Il "bitto dop", che alla sostanza della tradizione non è interessato (vai con i mangimi e i fermenti e chissenefrega se non c'è latte di capra), nel disciplinare precisa la caratteristica di "spigoli vivi" dello scalzo. Un risultato ottenibile con le fascere di plastica (che non si deformano, non si "piallano" con l'uso, non si degradano se non in migliaia di anni). Per fortuna che, causa l'umidità eccessiva all'interfaccia tra la fascera e la cagliata, molti stanno tornando indietro al legno che "sa" regolare l'eccesso di umidità della pasta di formaggio al suo contatto.   Per mantenere un "bello scalzo concavo" e dagli "spigoli vivi" il casaro deve rinnovare il parco fascere e utilizzare come combustibile le vecchie (di legno, ovviamente). Ma per sparagnare i casari le cambiano poco (la "sana economia contadina" non è applicata sempre a proposito ma, come è noto, si spendono follie per le trattrici, e si fa "economia" sulle fascere). Così tante volte si vedono "storici ribelli" (ex bitto storico) con lo scalzo diritto, che non è proprio bello da vedere (ma sempre meglio della diffusione della plastica). Meglio la sostanza o la forma? La sostanza.
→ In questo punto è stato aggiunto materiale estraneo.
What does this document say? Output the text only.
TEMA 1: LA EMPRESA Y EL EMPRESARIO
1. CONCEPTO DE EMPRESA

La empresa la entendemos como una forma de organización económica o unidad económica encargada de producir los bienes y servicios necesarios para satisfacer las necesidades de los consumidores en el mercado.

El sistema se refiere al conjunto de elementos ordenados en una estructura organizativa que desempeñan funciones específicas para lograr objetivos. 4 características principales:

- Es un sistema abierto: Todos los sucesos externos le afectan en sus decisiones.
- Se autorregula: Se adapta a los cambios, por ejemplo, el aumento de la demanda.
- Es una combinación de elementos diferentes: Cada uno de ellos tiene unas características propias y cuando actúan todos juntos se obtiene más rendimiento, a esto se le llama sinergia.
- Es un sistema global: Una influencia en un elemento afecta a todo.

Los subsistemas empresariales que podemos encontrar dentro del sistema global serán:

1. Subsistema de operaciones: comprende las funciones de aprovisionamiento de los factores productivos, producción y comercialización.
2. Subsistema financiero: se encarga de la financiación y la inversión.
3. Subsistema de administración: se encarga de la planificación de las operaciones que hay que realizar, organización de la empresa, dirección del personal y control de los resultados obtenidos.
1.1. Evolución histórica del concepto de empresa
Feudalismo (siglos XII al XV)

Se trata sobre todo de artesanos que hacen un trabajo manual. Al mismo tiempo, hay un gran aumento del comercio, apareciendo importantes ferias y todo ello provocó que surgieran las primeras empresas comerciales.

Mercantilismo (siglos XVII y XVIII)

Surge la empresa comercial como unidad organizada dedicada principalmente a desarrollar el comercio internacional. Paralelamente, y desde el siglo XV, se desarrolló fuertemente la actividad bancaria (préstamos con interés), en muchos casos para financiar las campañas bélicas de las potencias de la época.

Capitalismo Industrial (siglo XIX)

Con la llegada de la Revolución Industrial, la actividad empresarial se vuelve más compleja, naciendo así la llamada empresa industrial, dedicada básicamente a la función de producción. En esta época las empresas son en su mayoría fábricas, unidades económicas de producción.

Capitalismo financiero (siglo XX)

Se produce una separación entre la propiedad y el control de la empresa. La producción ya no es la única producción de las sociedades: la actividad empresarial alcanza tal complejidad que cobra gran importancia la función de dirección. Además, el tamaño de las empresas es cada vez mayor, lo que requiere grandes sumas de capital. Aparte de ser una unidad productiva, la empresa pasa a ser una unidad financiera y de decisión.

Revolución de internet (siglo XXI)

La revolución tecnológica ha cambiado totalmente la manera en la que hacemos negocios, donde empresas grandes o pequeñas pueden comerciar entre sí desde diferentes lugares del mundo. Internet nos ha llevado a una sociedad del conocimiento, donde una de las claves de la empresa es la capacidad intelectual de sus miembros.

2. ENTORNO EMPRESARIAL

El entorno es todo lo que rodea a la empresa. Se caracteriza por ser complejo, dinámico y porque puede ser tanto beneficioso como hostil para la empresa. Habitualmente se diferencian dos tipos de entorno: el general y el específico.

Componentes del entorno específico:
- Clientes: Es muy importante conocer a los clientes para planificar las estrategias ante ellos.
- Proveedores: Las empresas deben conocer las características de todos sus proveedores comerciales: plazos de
Senza dimenticare, ripeto, che nel formaggio la forma è anche sostanza.

L'apprezzabile modestia del formai de mut

Dopo tutta questa disgressione non si può fare a meno di dare ragione alformai de mut che per distinguersi dal branzi (e dal bitto) ha rinunciato ad una caratteristica molto particolare e interessante del gran formaggio d'alpe delle Orobie occidentali.  Il formai non pretende di eguagliare quella che è stata la gloria del vecchio bitto o del vecchio branzi, dichiara di essere una "versione più modesta" tanto che ammette l'uso del latte di due mungiture (quindi acidificato) laddove la grande qualità del bitto della tradizione è legata alla lavorazione due volte il giorno a munta calda. Significativo che nell'ambito del formai de mut si sia distinto, grazie al maestro casaro Abramo Milesi (peraltro fondatore e vicepresidente del Consorzio tutela del formai de mut), il camisolo. Prodotto solo nell'omonima alte il camisolo spuntava prezzi notevolmente superiori alformai de mut diventando, di fatto un formaggio a sé.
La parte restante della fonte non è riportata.